I recently presented some excerpts from an online forum regarding the risk of trading naked options.

This is the kind of sobering talk that makes me uncomfortable with leverage. Regardless of the extent to which market turmoil occurred in the backtesting period, a severe enough market crash could always bring to fruition something worse.

Without leverage, drawdowns tend to be minimal, risk of Ruin is relatively small, and quality of sleep is restful throughout. While I am tempted to take advantage by boosting position size for better total return while maintaining equal or lesser drawdowns, doing so means adding leverage right back into the equation.

If I want to hedge myself against the most extreme moves then I can buy [cheap] insurance. This will increase return on capital. This will also save me if the catastrophic market crash actually takes place, which has anecdotally happened every 5-7 years throughout the current century. The market will more commonly fall several percentage points and level off or reverse higher. This magnitude of correction is nowhere near that required to realize max loss on the hedged naked puts (vertical spreads). The breakeven point would require an even larger drop since the insurance is not free.

And while that max loss is much lower than the “undefined risk” of naked puts, the loss is probably catastrophic either way. I’m tempted to backtest this and look at different position sizing but the sample size would be too small to allow for any meaningful conclusions.

I think it would be nice to insure the extremes and be able to claim “were the market ever to crash to zero, you would be covered [or even profit].” A total market crash is what doomsday forecasters love to prognosticate. Hedging against this is always possible with options but it comes at the cost of lower profitability during normal market action. My preferred solution is to allocate no more than X% of one’s total portfolio to this sort of “unlimited risk” trading.

Allowing for the possibility of catastrophic loss and managing risk by position sizing is, in my mind, what has relegated a strategy like this to accredited investors and hedge funds.
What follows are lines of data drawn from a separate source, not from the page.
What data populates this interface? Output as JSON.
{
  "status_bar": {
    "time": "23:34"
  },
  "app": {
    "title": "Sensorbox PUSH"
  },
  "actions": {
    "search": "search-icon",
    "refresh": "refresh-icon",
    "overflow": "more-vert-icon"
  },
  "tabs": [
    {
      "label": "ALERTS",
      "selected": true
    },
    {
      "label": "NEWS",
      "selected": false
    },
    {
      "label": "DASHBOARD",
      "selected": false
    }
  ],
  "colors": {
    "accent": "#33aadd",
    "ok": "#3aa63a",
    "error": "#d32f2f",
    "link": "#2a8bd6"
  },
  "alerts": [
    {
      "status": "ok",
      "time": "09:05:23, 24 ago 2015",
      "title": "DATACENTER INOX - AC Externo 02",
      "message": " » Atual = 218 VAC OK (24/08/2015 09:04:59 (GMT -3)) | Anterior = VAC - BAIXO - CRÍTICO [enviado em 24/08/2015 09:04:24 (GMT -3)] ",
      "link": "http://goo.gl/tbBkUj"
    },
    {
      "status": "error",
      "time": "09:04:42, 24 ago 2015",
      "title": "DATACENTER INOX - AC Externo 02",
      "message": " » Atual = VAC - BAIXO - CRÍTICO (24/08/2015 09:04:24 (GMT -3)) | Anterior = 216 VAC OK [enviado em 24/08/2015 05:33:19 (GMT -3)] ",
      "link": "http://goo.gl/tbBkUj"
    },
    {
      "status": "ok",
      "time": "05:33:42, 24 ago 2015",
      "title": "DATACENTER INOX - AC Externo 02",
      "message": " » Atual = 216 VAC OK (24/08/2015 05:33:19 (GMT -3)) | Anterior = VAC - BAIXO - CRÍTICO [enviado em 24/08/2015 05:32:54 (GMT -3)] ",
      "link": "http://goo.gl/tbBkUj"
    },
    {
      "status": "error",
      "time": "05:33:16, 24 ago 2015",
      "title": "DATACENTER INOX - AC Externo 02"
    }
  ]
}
Then again, this argument could be easily contested. Common stocks—purchasable with leverage to investors who are not accredited—also go to zero (e.g. bankruptcy). While baskets of stocks rarely go to zero and indices have never gone to zero, all of the above have suffered catastrophic losses: pick any stock market crash. Limiting total portfolio allocation, therefore, is probably smart whether dealing with naked puts or long stock.

In the eyes of the regulators, naked puts would probably be okay for anyone as long as position sizing is based on Reg T margin requirements (i.e. cash-secured).